After this experience, my opinion started to change. However, I still enjoyed catching specks and reds with live bait and actually believed live bait paid off with the most fish.

However, because of what I learned about the effectiveness of soft-plastic baits and crankbaits on specks and reds, I now have to question the opinion that live bait always pays off bigger red and speck dividends.

Live Bait

Later I fished with Kirk Stansel at Hackberry Rod and Gun in Hackberry, La.

“Which is better for specks and reds, live bait or artificial?” I asked him.

“The answer to that question lies in the fishermen,” he said. “If I’m guiding novice fishermen who aren’t experienced casters and don’t know how to fish artificial lures, they’ll miss more specks and reds than they catch while fishing with artificial baits.

“So putting a shrimp or some other live bait on the hook and using a bobber is the easiest way for them to see the strike and catch fish. If I can locate a good school of fish, all I have to do is keep them close to the school, bait their hooks and take off the fish they catch.

“If fishing’s tough, and we have to cover a lot of water to find where the specks and reds are feeding, I prefer to fish artificial lures.

“I may use the Bass Assassin or another soft-plastic grub and eel to locate the fish and then let my party fish for them with live bait.”

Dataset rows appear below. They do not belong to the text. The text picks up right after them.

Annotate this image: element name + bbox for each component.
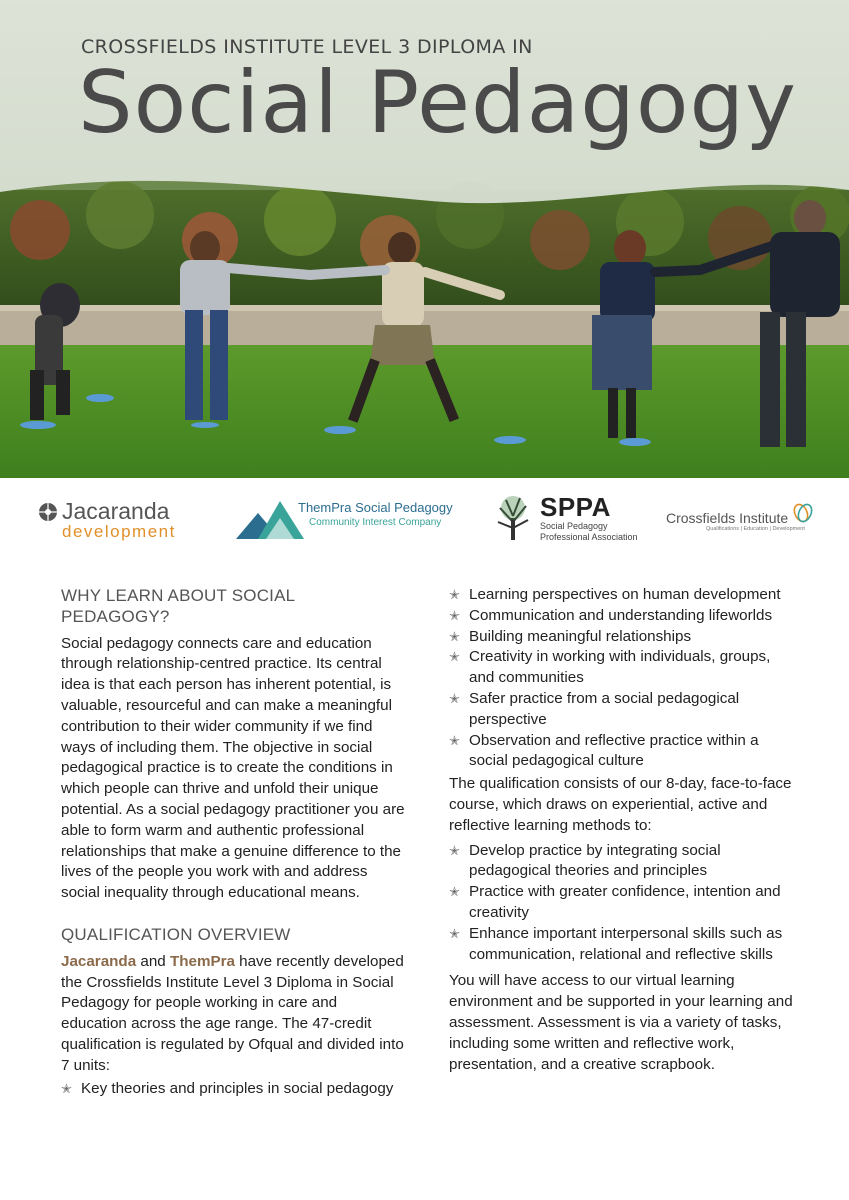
star-icon: ✭ [449,925,460,941]
hero-banner [0,0,849,478]
course-intro: The qualification consists of our 8-day, face-to-face course, which draws on experiential, active and reflective learning methods to: [449,775,792,834]
jacaranda-sub: development [62,522,176,541]
list-item: ✭ Safer practice from a social pedagogical perspective [449,689,740,728]
right-column [449,585,794,1075]
star-icon: ✭ [449,732,460,748]
sppa-sub-line2: Professional Association [540,532,638,542]
list-item: ✭ Enhance important interpersonal skills such as communication, relational and reflective skills [449,924,783,963]
thempra-mountain-icon [236,498,306,540]
thempra-sub: Community Interest Company [309,517,442,528]
thempra-ref: ThemPra [169,952,235,970]
crossfields-name: Crossfields Institute [666,510,789,526]
jacaranda-flower-icon [38,502,58,522]
star-icon: ✭ [449,628,460,644]
star-icon: ✭ [449,607,460,623]
thempra-name: ThemPra Social Pedagogy [298,500,453,515]
aims-list [449,841,794,966]
crossfields-sub: Qualifications | Education | Development [706,526,805,532]
list-item: ✭ Key theories and principles in social pedagogy [61,1079,394,1097]
overview-heading: QUALIFICATION OVERVIEW [61,924,291,944]
list-item: ✭ Creativity in working with individuals, groups, and communities [449,648,771,687]
jacaranda-ref: Jacaranda [61,952,137,970]
units-list-right [449,585,794,772]
crossfields-knot-icon [792,502,814,524]
sppa-name: SPPA [540,492,611,522]
star-icon: ✭ [449,884,460,900]
hero-subtitle: CROSSFIELDS INSTITUTE LEVEL 3 DIPLOMA IN [81,36,533,58]
closing-paragraph: You will have access to our virtual learning environment and be supported in your learning and assessment. Assessment is via a variety of tasks, including some written and reflective work, presentation, and a creative scrapbook. [449,972,793,1073]
star-icon: ✭ [449,649,460,665]
jacaranda-name: Jacaranda [62,498,170,524]
list-item: ✭ Learning perspectives on human development [449,586,781,603]
star-icon: ✭ [449,587,460,602]
why-body: Social pedagogy connects care and education through relationship-centred practice. Its central idea is that each person has inherent potential, is valuable, resourceful and can make a meaningful contribution to their wider community if we find ways of including them. The objective in social pedagogical practice is to create the conditions in which people can thrive and unfold their unique potential. As a social pedagogy practitioner you are able to form warm and authentic professional relationships that make a genuine difference to the lives of the people you work with and address social inequality through educational means. [61,634,405,902]
tree-icon [492,494,534,542]
list-item: ✭ Practice with greater confidence, intention and creativity [449,883,781,921]
sppa-sub-line1: Social Pedagogy [540,521,608,531]
list-item: ✭ Observation and reflective practice within a social pedagogical culture [449,731,759,770]
partner-logos [0,478,849,568]
left-column [61,586,406,1099]
overview-body: Jacaranda and ThemPra have recently developed the Crossfields Institute Level 3 Diploma in Social Pedagogy for people working in care and education across the age range. The 47-credit qualification is regulated by Ofqual and divided into 7 units: [61,952,404,1074]
list-item: ✭ Develop practice by integrating social pedagogical theories and principles [449,841,721,880]
star-icon: ✭ [449,690,460,706]
star-icon: ✭ [61,1080,72,1096]
why-heading: WHY LEARN ABOUT SOCIAL PEDAGOGY? [61,586,295,626]
units-list-left [61,1079,406,1100]
star-icon: ✭ [449,842,460,858]
list-item: ✭ Building meaningful relationships [449,627,692,645]
page-title: Social Pedagogy [78,53,797,153]
list-item: ✭ Communication and understanding lifeworlds [449,606,773,624]
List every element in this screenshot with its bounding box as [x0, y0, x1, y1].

“If the trout are finicky and don’t want to bite for whatever reason, you’ll usually catch more fish with live bait than you will with artificial baits,” Poe said. “But today I’ve got to know for certain I can’t make those fish bite an artificial lure before I’ll start fishing live bait.”

Poe also said he catches big trout and little trout using live bait and artificial bait.

“I generally catch bigger trout on artificial lures than I do on live bait,” he said. “I think the answer to the question of which bait is better, artificial or live, for catching specks and reds, depends on two factors — the skill of the fisherman and the mood of the fish.

“If an angler is proficient with artificial lures, he’ll find more reds and specks and usually catch more fish than the live bait fisherman does. But if the angler’s not a good artificial bait fisherman, or, if the trout don’t want to eat, the live-bait fisherman will produce more trout than the artificial-bait fisherman will.

“Deciding which bait is best for you is much like choosing underwear. The correct answer is ‘whatever feels the most comfortable to you.”